So Rome it is. Time for me to make that mandatory trip to the masterpiecemines of the South, in times gone by made by every young artist of any ambition whatsoever. Oh, all right, it’s just four days, and it’s not like I’ve got any artistic ambitions connected with this journey – but it’s hoorayishly exciting nonetheless.
The cash machine broke down right before Dad got to it. No, there isn’t another one on the airport. Yes, this is the capital of Italy. No, we don’t have enough euros for the bus tickets.
The man standing ahead of us in line to the currency exchange seemed to have all the time in the world for transactions with copious amounts of money; we didn’t, so Dad ran to look for another exchange point. When he got back (the line in the second point was hopelessly long...), the lady operating the initial exchange was gone, replaced by a sign saying more or less “I’m not here. Go to the other currency exchange.”

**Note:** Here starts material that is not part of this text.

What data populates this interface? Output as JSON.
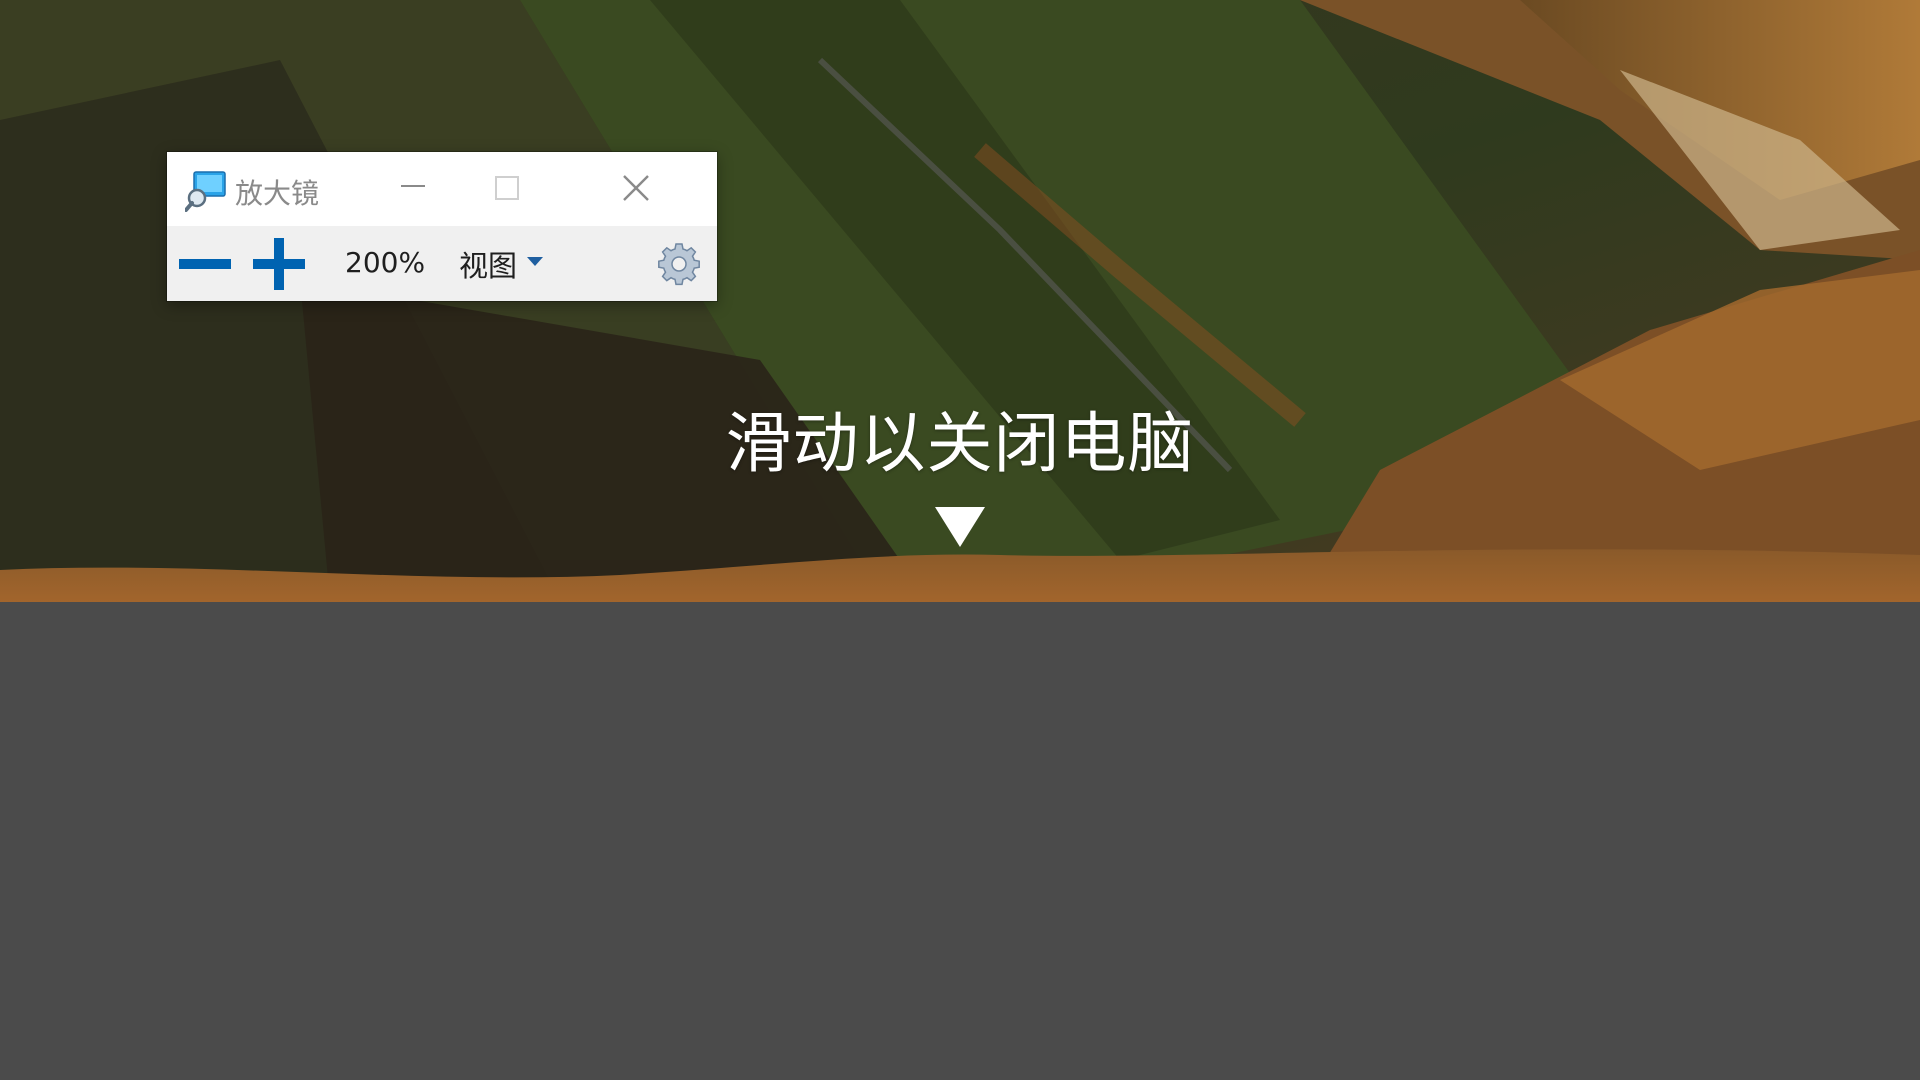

Eventually, we got the money (no need to speak of the horrificness of the exchange rates) and our desired tickets. Getting to the city center would only take us two hours... (This does include the money exchange and the forty minutes in line to the luggage storage...)Meanwhile, in the bus: green, green, green! And blue, blue, blue, and sunny!... Long, shady clouds of puffy-green stone pines, pinned to the sky with hazy needles, propped up on numerous standing-sticks of knobbly wood graze quietly on the horizon. These are the preschool-trees, the archetypes of treefulness, Eeyore’s wistful balloons perched on Winnie-the-Pooh-esque[1] trunks. When I had visited Italy almost ten years ago, I had decided to make these my favorite trees ever. I had been beginning to forget why – in my memory they had faded to mere funnily shaped pines. One glance at them now, and I remembered again.
We were going to do the one thing our guidebook said one should never do – visit the Vatican Museums right after arriving in Rome, after a sleepless night. Frankly, I could think of plenty of things one should do much less often than that – and not booking one’s visit on the internet would be one of those things. Unless one loves standing in long, long lines and having someone butt in in front of one ten minutes before the end of the wait. More of those Italian queues (I suppose I ought to start using such British words by now and admit to my growing Britishness – but how I wish this one was pronounced cue-we-you-wees!) later; for now let us enter the Vatican Museums, internet booking for the forbidden day – and the only day they still had spaces for – in hand, yawns stifled deep inside.
Of course, the occasional yawn still escaped, along with the occasional thought of “I’d rather die than not go to sleep now”, but on the whole our sleepiness did nothing to stifle our amazement at the Museums. “Oh my goodness! Good Lord!” I exclaimed on entering the first room. “Don’t swear,” Chris reminded me. “Oh, all right. Flowers!, then,” I conceded. “You swore again...”
Light and shadow hardened into the most solid of marble, squeezed onto the whipped cream of a flowing cape, painted over the firm existence of a limb. This was my first real encounter with ancient sculpture, and I hadn’t expected such amazement. I was always more of a painting person, color was my thing – but at the Vatican, I hardly glanced at most of the paintings. This was what the artists of old had come to Rome for – unsurpassable mastery, perfect proportions, the ideal beauty of the human form. “Blah, blah, blah,” I had thought previously... Surely the masters of the Renaissance had had enough talent to stop considering the ancients the unreachable ideal?
Now I wasn’t so sure anymore... It kind of beats all sureness of yourself out of you when you realize how much people had already achieved two thousand years ago.
“Yuck, too much of everything,” Mom dismissed the swirling rivers, pools and waterfalls of gold, the fields of paint, the mountain ranges of marble with one sweep of the hand. She was absolutely right, of course, but... Flowers! Flowers! Flowers!!!
Faced with all this magnificence, the whole time we were only really waiting for the Sistine Chapel. Every so often, we would pass an arrow directing us there, reminding us that this was our final destination. The tension was rising – could it have ended with anything but disappointment?
It could have and it did – despite an acquaintance’s mumblings about how the place had been smaller than what she had expected, I couldn’t possibly imagine it being any larger than it was.
Like everywhere in the Vatican Museums, there was a whole deluge of people. Here, for a change, photography wasn’t allowed, but what of it? Flashes exploded every few seconds, with the guard throwing “No camera, no camera!” at the deaf mob once in a while. They just threw back more flashes.
Each part of the fresco was a work of art on its own – I had known that before, of course, that’s what reproductions are for. But there was also the whole, immense but also measured, proportional, complete. I looked up one last time and once more believed in the Renaissance and in color.
The hotel rooms we had booked were small and smelled of mold – but when I lay down that night, I immediately woke up the following morning.
[1] I am referring here to the Walt Disney interpretation of trees; an adjective truer to the original might be “Heffalump-esque”.